On the BTC Markets exchange, buying volumes for both Bitcoin and Ethereum are ticking upwards, she added. “I think people are coming in and saying, ‘we think this is now a really good point to come into the market’.” It’s a sentiment shared by many other Australian digital fund asset managers, including Apollo chief investment officer Henrik Andersson.
“I would expect a consolidation around the current price, meaning that there may be some movement up or down … of a few thousand … but I don’t anticipate large swings based on what we can see from the market,” Bowler said.
In the aftermath of Terra and Luna’s collapse, she added that its founders will have to front up to lingering questions on what exactly caused the implosion. “What happened?
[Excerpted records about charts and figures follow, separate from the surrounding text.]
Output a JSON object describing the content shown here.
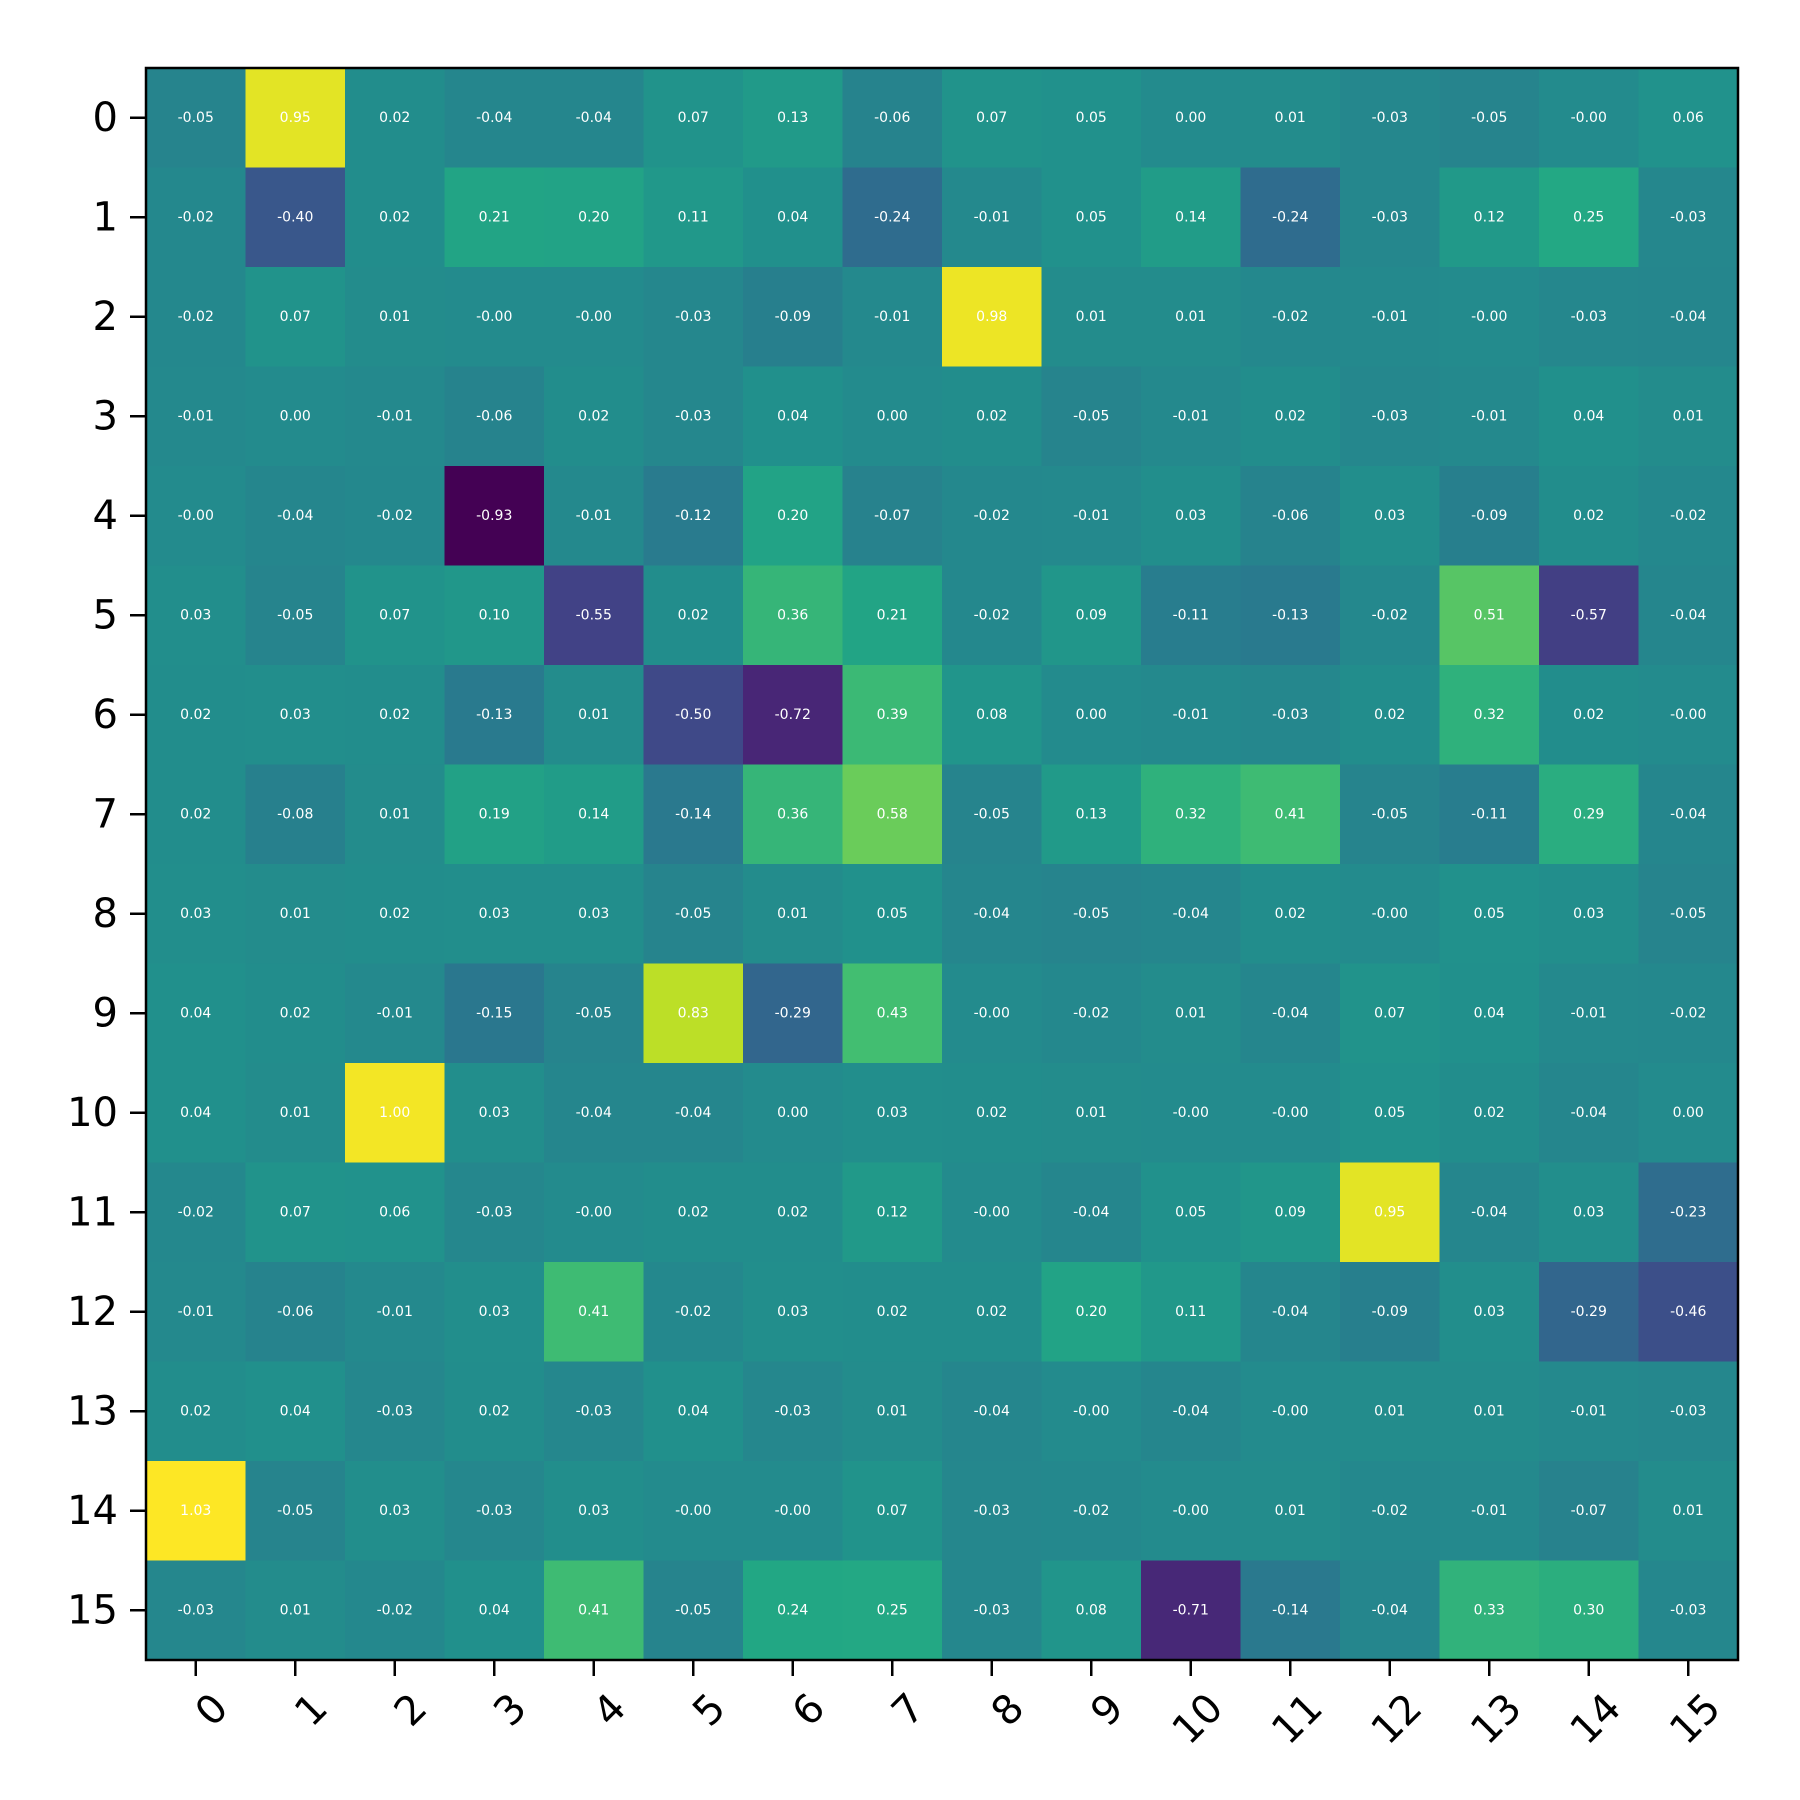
{
  "chart_data": {
    "type": "heatmap",
    "title": "",
    "xlabel": "",
    "ylabel": "",
    "colormap": "viridis",
    "vlim": [
      -0.93,
      1.03
    ],
    "cell_text_color": "#ffffff",
    "x_tick_labels": [
      "0",
      "1",
      "2",
      "3",
      "4",
      "5",
      "6",
      "7",
      "8",
      "9",
      "10",
      "11",
      "12",
      "13",
      "14",
      "15"
    ],
    "y_tick_labels": [
      "0",
      "1",
      "2",
      "3",
      "4",
      "5",
      "6",
      "7",
      "8",
      "9",
      "10",
      "11",
      "12",
      "13",
      "14",
      "15"
    ],
    "values": [
      [
        -0.05,
        0.95,
        0.02,
        -0.04,
        -0.04,
        0.07,
        0.13,
        -0.06,
        0.07,
        0.05,
        0.0,
        0.01,
        -0.03,
        -0.05,
        -0.0,
        0.06
      ],
      [
        -0.02,
        -0.4,
        0.02,
        0.21,
        0.2,
        0.11,
        0.04,
        -0.24,
        -0.01,
        0.05,
        0.14,
        -0.24,
        -0.03,
        0.12,
        0.25,
        -0.03
      ],
      [
        -0.02,
        0.07,
        0.01,
        -0.0,
        -0.0,
        -0.03,
        -0.09,
        -0.01,
        0.98,
        0.01,
        0.01,
        -0.02,
        -0.01,
        -0.0,
        -0.03,
        -0.04
      ],
      [
        -0.01,
        0.0,
        -0.01,
        -0.06,
        0.02,
        -0.03,
        0.04,
        0.0,
        0.02,
        -0.05,
        -0.01,
        0.02,
        -0.03,
        -0.01,
        0.04,
        0.01
      ],
      [
        -0.0,
        -0.04,
        -0.02,
        -0.93,
        -0.01,
        -0.12,
        0.2,
        -0.07,
        -0.02,
        -0.01,
        0.03,
        -0.06,
        0.03,
        -0.09,
        0.02,
        -0.02
      ],
      [
        0.03,
        -0.05,
        0.07,
        0.1,
        -0.55,
        0.02,
        0.36,
        0.21,
        -0.02,
        0.09,
        -0.11,
        -0.13,
        -0.02,
        0.51,
        -0.57,
        -0.04
      ],
      [
        0.02,
        0.03,
        0.02,
        -0.13,
        0.01,
        -0.5,
        -0.72,
        0.39,
        0.08,
        0.0,
        -0.01,
        -0.03,
        0.02,
        0.32,
        0.02,
        -0.0
      ],
      [
        0.02,
        -0.08,
        0.01,
        0.19,
        0.14,
        -0.14,
        0.36,
        0.58,
        -0.05,
        0.13,
        0.32,
        0.41,
        -0.05,
        -0.11,
        0.29,
        -0.04
      ],
      [
        0.03,
        0.01,
        0.02,
        0.03,
        0.03,
        -0.05,
        0.01,
        0.05,
        -0.04,
        -0.05,
        -0.04,
        0.02,
        -0.0,
        0.05,
        0.03,
        -0.05
      ],
      [
        0.04,
        0.02,
        -0.01,
        -0.15,
        -0.05,
        0.83,
        -0.29,
        0.43,
        -0.0,
        -0.02,
        0.01,
        -0.04,
        0.07,
        0.04,
        -0.01,
        -0.02
      ],
      [
        0.04,
        0.01,
        1.0,
        0.03,
        -0.04,
        -0.04,
        0.0,
        0.03,
        0.02,
        0.01,
        -0.0,
        -0.0,
        0.05,
        0.02,
        -0.04,
        0.0
      ],
      [
        -0.02,
        0.07,
        0.06,
        -0.03,
        -0.0,
        0.02,
        0.02,
        0.12,
        -0.0,
        -0.04,
        0.05,
        0.09,
        0.95,
        -0.04,
        0.03,
        -0.23
      ],
      [
        -0.01,
        -0.06,
        -0.01,
        0.03,
        0.41,
        -0.02,
        0.03,
        0.02,
        0.02,
        0.2,
        0.11,
        -0.04,
        -0.09,
        0.03,
        -0.29,
        -0.46
      ],
      [
        0.02,
        0.04,
        -0.03,
        0.02,
        -0.03,
        0.04,
        -0.03,
        0.01,
        -0.04,
        -0.0,
        -0.04,
        -0.0,
        0.01,
        0.01,
        -0.01,
        -0.03
      ],
      [
        1.03,
        -0.05,
        0.03,
        -0.03,
        0.03,
        -0.0,
        -0.0,
        0.07,
        -0.03,
        -0.02,
        -0.0,
        0.01,
        -0.02,
        -0.01,
        -0.07,
        0.01
      ],
      [
        -0.03,
        0.01,
        -0.02,
        0.04,
        0.41,
        -0.05,
        0.24,
        0.25,
        -0.03,
        0.08,
        -0.71,
        -0.14,
        -0.04,
        0.33,
        0.3,
        -0.03
      ]
    ]
  }
}
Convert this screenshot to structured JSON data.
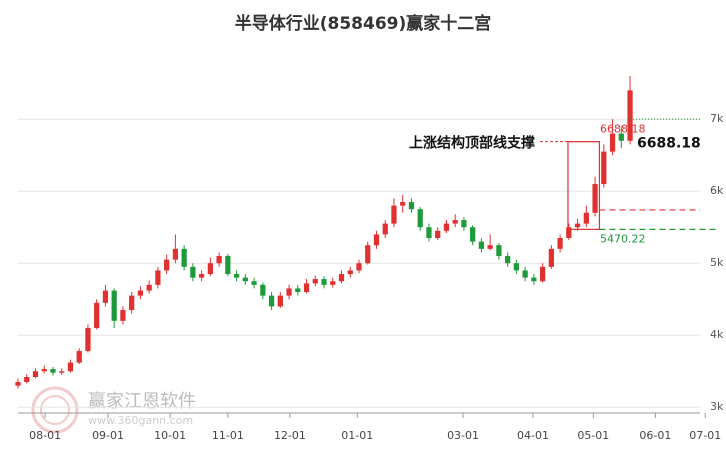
{
  "chart_data": {
    "type": "candlestick",
    "title": "半导体行业(858469)赢家十二宫",
    "up_color": "#e03030",
    "down_color": "#1f9a3a",
    "xlim": [
      0,
      78
    ],
    "xticks": [
      {
        "value": 3.1,
        "label": "08-01"
      },
      {
        "value": 10.3,
        "label": "09-01"
      },
      {
        "value": 17.4,
        "label": "10-01"
      },
      {
        "value": 24,
        "label": "11-01"
      },
      {
        "value": 31.1,
        "label": "12-01"
      },
      {
        "value": 38.8,
        "label": "01-01"
      },
      {
        "value": 50.9,
        "label": "03-01"
      },
      {
        "value": 58.9,
        "label": "04-01"
      },
      {
        "value": 65.8,
        "label": "05-01"
      },
      {
        "value": 72.9,
        "label": "06-01"
      },
      {
        "value": 78.6,
        "label": "07-01"
      }
    ],
    "ylim": [
      2920,
      8100
    ],
    "yticks": [
      {
        "value": 3000,
        "label": "3k"
      },
      {
        "value": 4000,
        "label": "4k"
      },
      {
        "value": 5000,
        "label": "5k"
      },
      {
        "value": 6000,
        "label": "6k"
      },
      {
        "value": 7000,
        "label": "7k"
      }
    ],
    "grid": true,
    "candles": [
      [
        3300,
        3400,
        3260,
        3350
      ],
      [
        3350,
        3460,
        3330,
        3420
      ],
      [
        3420,
        3540,
        3400,
        3500
      ],
      [
        3500,
        3580,
        3470,
        3530
      ],
      [
        3530,
        3560,
        3440,
        3480
      ],
      [
        3480,
        3540,
        3450,
        3500
      ],
      [
        3500,
        3660,
        3480,
        3620
      ],
      [
        3620,
        3820,
        3600,
        3780
      ],
      [
        3780,
        4150,
        3760,
        4100
      ],
      [
        4100,
        4500,
        4080,
        4450
      ],
      [
        4450,
        4700,
        4400,
        4620
      ],
      [
        4620,
        4650,
        4100,
        4200
      ],
      [
        4200,
        4400,
        4150,
        4350
      ],
      [
        4350,
        4600,
        4300,
        4550
      ],
      [
        4550,
        4680,
        4500,
        4620
      ],
      [
        4620,
        4760,
        4580,
        4700
      ],
      [
        4700,
        4950,
        4650,
        4900
      ],
      [
        4900,
        5120,
        4850,
        5050
      ],
      [
        5050,
        5400,
        5000,
        5200
      ],
      [
        5200,
        5250,
        4900,
        4950
      ],
      [
        4950,
        5000,
        4750,
        4800
      ],
      [
        4800,
        4900,
        4750,
        4850
      ],
      [
        4850,
        5080,
        4820,
        5000
      ],
      [
        5000,
        5150,
        4950,
        5100
      ],
      [
        5100,
        5130,
        4820,
        4850
      ],
      [
        4850,
        4900,
        4750,
        4800
      ],
      [
        4800,
        4850,
        4700,
        4750
      ],
      [
        4750,
        4800,
        4650,
        4700
      ],
      [
        4700,
        4730,
        4500,
        4550
      ],
      [
        4550,
        4600,
        4350,
        4400
      ],
      [
        4400,
        4600,
        4380,
        4550
      ],
      [
        4550,
        4700,
        4500,
        4650
      ],
      [
        4650,
        4700,
        4550,
        4600
      ],
      [
        4600,
        4780,
        4580,
        4720
      ],
      [
        4720,
        4830,
        4680,
        4780
      ],
      [
        4780,
        4820,
        4650,
        4700
      ],
      [
        4700,
        4800,
        4660,
        4750
      ],
      [
        4750,
        4900,
        4720,
        4850
      ],
      [
        4850,
        4950,
        4800,
        4900
      ],
      [
        4900,
        5050,
        4860,
        5000
      ],
      [
        5000,
        5300,
        4980,
        5250
      ],
      [
        5250,
        5450,
        5200,
        5400
      ],
      [
        5400,
        5600,
        5350,
        5550
      ],
      [
        5550,
        5900,
        5500,
        5800
      ],
      [
        5800,
        5950,
        5700,
        5850
      ],
      [
        5850,
        5900,
        5700,
        5750
      ],
      [
        5750,
        5780,
        5450,
        5500
      ],
      [
        5500,
        5550,
        5300,
        5350
      ],
      [
        5350,
        5500,
        5320,
        5450
      ],
      [
        5450,
        5600,
        5420,
        5550
      ],
      [
        5550,
        5680,
        5500,
        5600
      ],
      [
        5600,
        5640,
        5450,
        5500
      ],
      [
        5500,
        5530,
        5250,
        5300
      ],
      [
        5300,
        5350,
        5150,
        5200
      ],
      [
        5200,
        5400,
        5180,
        5250
      ],
      [
        5250,
        5280,
        5050,
        5100
      ],
      [
        5100,
        5150,
        4950,
        5000
      ],
      [
        5000,
        5050,
        4850,
        4900
      ],
      [
        4900,
        4950,
        4750,
        4800
      ],
      [
        4800,
        4850,
        4700,
        4750
      ],
      [
        4750,
        5000,
        4730,
        4950
      ],
      [
        4950,
        5250,
        4920,
        5200
      ],
      [
        5200,
        5400,
        5150,
        5350
      ],
      [
        5350,
        5550,
        5320,
        5500
      ],
      [
        5500,
        5620,
        5450,
        5550
      ],
      [
        5550,
        5800,
        5500,
        5700
      ],
      [
        5700,
        6200,
        5650,
        6100
      ],
      [
        6100,
        6650,
        6050,
        6550
      ],
      [
        6550,
        7000,
        6500,
        6800
      ],
      [
        6800,
        6900,
        6600,
        6700
      ],
      [
        6700,
        7600,
        6650,
        7400
      ]
    ],
    "support_label": "上涨结构顶部线支撑",
    "support_value": 6688.18,
    "box": {
      "x": [
        62.9,
        66.5
      ],
      "y": [
        5470.22,
        6688.18
      ],
      "color": "#e03030"
    },
    "levels": [
      {
        "value": 5740,
        "color": "#e03030",
        "x": [
          66.5,
          78
        ]
      },
      {
        "value": 5470.22,
        "color": "#1f9a3a",
        "x": [
          66.5,
          80
        ]
      },
      {
        "value": 7000,
        "color": "#1f9a3a",
        "x": [
          70,
          78
        ]
      }
    ],
    "watermark": "赢家江恩软件",
    "watermark_url": "www.360gann.com"
  }
}
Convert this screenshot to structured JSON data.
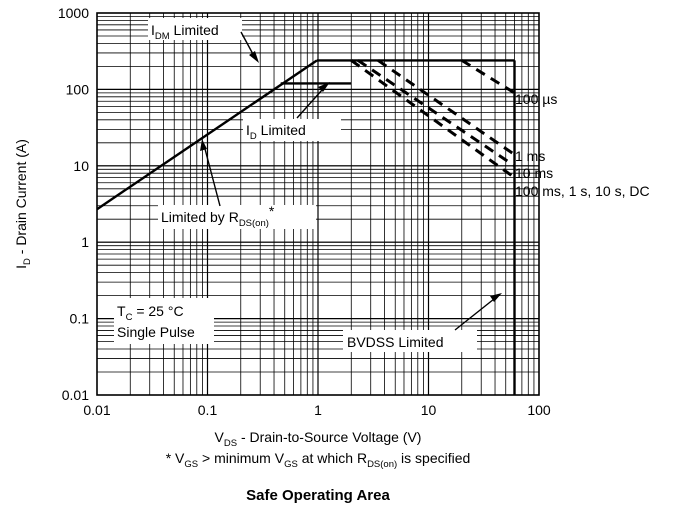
{
  "chart_data": {
    "type": "line",
    "title": "Safe Operating Area",
    "xlabel": {
      "main": "V",
      "sub": "DS",
      "rest": " - Drain-to-Source Voltage (V)"
    },
    "ylabel": {
      "main": "I",
      "sub": "D",
      "rest": " - Drain Current (A)"
    },
    "footnote": {
      "p1": "* V",
      "s1": "GS",
      "p2": " > minimum V",
      "s2": "GS",
      "p3": " at which R",
      "s3": "DS(on)",
      "p4": " is specified"
    },
    "x_scale": "log",
    "y_scale": "log",
    "xlim": [
      0.01,
      100
    ],
    "ylim": [
      0.01,
      1000
    ],
    "x_ticks": [
      "0.01",
      "0.1",
      "1",
      "10",
      "100"
    ],
    "y_ticks": [
      "0.01",
      "0.1",
      "1",
      "10",
      "100",
      "1000"
    ],
    "grid": true,
    "series": [
      {
        "id": "rds",
        "style": "solid",
        "x": [
          0.01,
          0.98
        ],
        "y": [
          2.7,
          240
        ]
      },
      {
        "id": "idm",
        "style": "solid",
        "x": [
          0.98,
          60
        ],
        "y": [
          240,
          240
        ]
      },
      {
        "id": "id",
        "style": "solid",
        "x": [
          0.46,
          2.0
        ],
        "y": [
          120,
          120
        ]
      },
      {
        "id": "bvdss",
        "style": "solid",
        "x": [
          60,
          60
        ],
        "y": [
          0.01,
          240
        ]
      },
      {
        "id": "us100",
        "style": "dashed",
        "x": [
          20,
          60
        ],
        "y": [
          240,
          90
        ]
      },
      {
        "id": "ms1",
        "style": "dashed",
        "x": [
          3.5,
          60
        ],
        "y": [
          240,
          14
        ]
      },
      {
        "id": "ms10",
        "style": "dashed",
        "x": [
          2.3,
          60
        ],
        "y": [
          240,
          10
        ]
      },
      {
        "id": "dc",
        "style": "dashed",
        "x": [
          2.0,
          60
        ],
        "y": [
          240,
          7
        ]
      }
    ],
    "annotations": {
      "idm": {
        "main": "I",
        "sub": "DM",
        "rest": " Limited"
      },
      "id": {
        "main": "I",
        "sub": "D",
        "rest": " Limited"
      },
      "rds": {
        "main": "Limited by R",
        "sub": "DS(on)",
        "rest": "*"
      },
      "tc": {
        "main": "T",
        "sub": "C",
        "rest": " = 25 °C"
      },
      "pulse": "Single Pulse",
      "bvdss": "BVDSS Limited",
      "us100": "100 µs",
      "ms1": "1 ms",
      "ms10": "10 ms",
      "dc": "100 ms, 1 s, 10 s, DC"
    }
  }
}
Where did the problems stem from? Who profited, basically?”
Tribeca Investment Partners portfolio manager Jun Bei Liu agreed that cryptocurrency prices will recover. “It’ll have a bounceback,” she said. “Last week it clearly got tested with its ability to peg to the US dollar … this week, people will feel better about buying risk and more volatile [assets].”
However, eToro market analyst Josh Gilbert isn’t certain the market pullback is over yet.
“Despite a relief rally, we could still see some downside pressure over the next week given there is still a lot of risk out there,” he said.
But it’s unlikely to be as dramatic as last week. “In saying that, we believe the outlook is poised for less bad news.”
BetaShares chief economist David Bassanese also expects “some sort of recovery, if only because things have been deeply oversold in the short run”.
But Bitcoin – once touted as a “hedge against inflation” – is now intertwined with the broader sharemarket.
“As ownership of crypto has broadened to retail investors, the fear and greed, the passions that drive equity markets are driving crypto markets,” said Bassanese.
The US will this week release data on housing and retail spending that Wall Street will scrutinise for indications of whether America’s economy is slowing.
“Crypto will be dictated by how US equity markets perform this week.”